The proposal, authored by Minneapolis DFL Sen. Scott Dibble, has as its centerpiece the sales tax on gas at the wholesale level of 6.5 percent a gallon. That would be on top of the existing 28.5-cents-per-gallon state gas tax, so drivers would definitely pay more at the pump.
That's identical to a proposal from Gov. Mark Dayton, who has identified a big transportation spending boost as one of his top priorities of the new legislative session. Dayton has also advocated a license tab fee increase and a metro sales tax.
Dayton and DFL senators have repeatedly cited the work of a transportation panel, convened by Dayton in 2012, that produced a report stating the state needs to raise about an additional $6 billion over 10 years in order to keep its roads and bridges in decent working order.
Republicans, who hold the House majority, have also called fixing roads and bridges a priority; but GOP lawmakers have been much more reluctant to sign on with tax increases.

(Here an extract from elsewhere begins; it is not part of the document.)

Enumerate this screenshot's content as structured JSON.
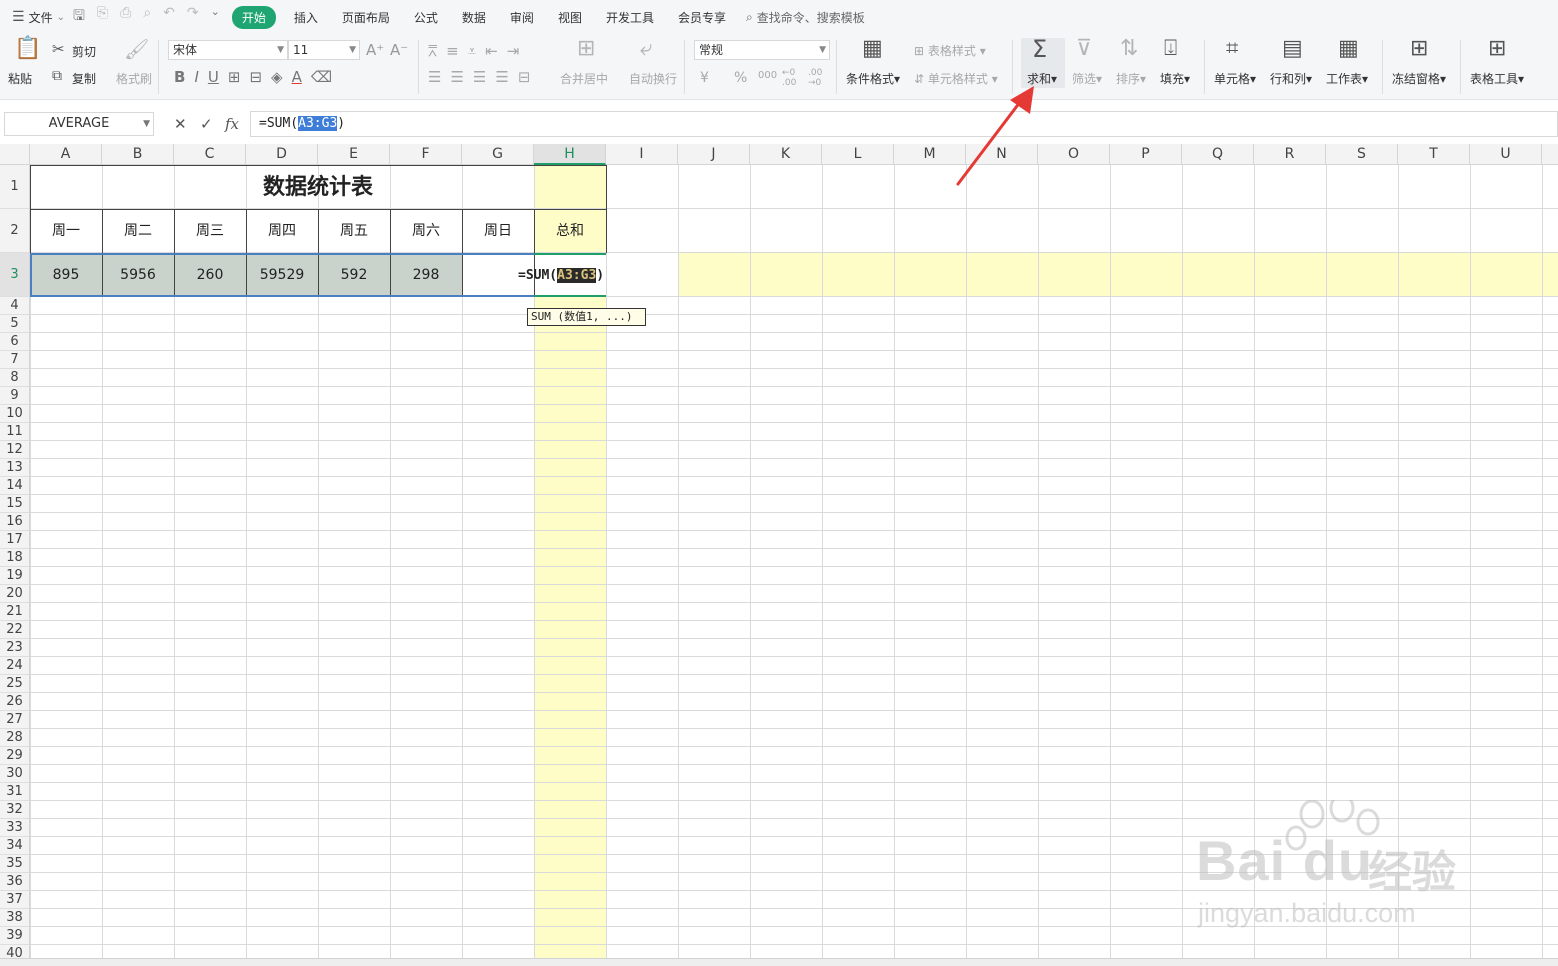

Last week, House Republicans proposed an additional $750 million in transportation funding in the next four years, a figure Dayton blasted as not nearly sufficient.
The DFL and GOP are also likely to square off over transit funding. The one-cent metro sales tax increase in the Senate plan would raise about $250 million in 2016, or an estimated $1.30 a week for the average metro resident.
A flashpoint could be the ongoing Southwest Light Rail project, which requires $121 million from the state in order to proceed. Dibble said he'd like to see that money come from the metro sales tax, which Dayton has already suggested. But Republicans, including House Speaker Kurt Daudt, have repeatedly emphasized their opposition to spending any state dollars on the project.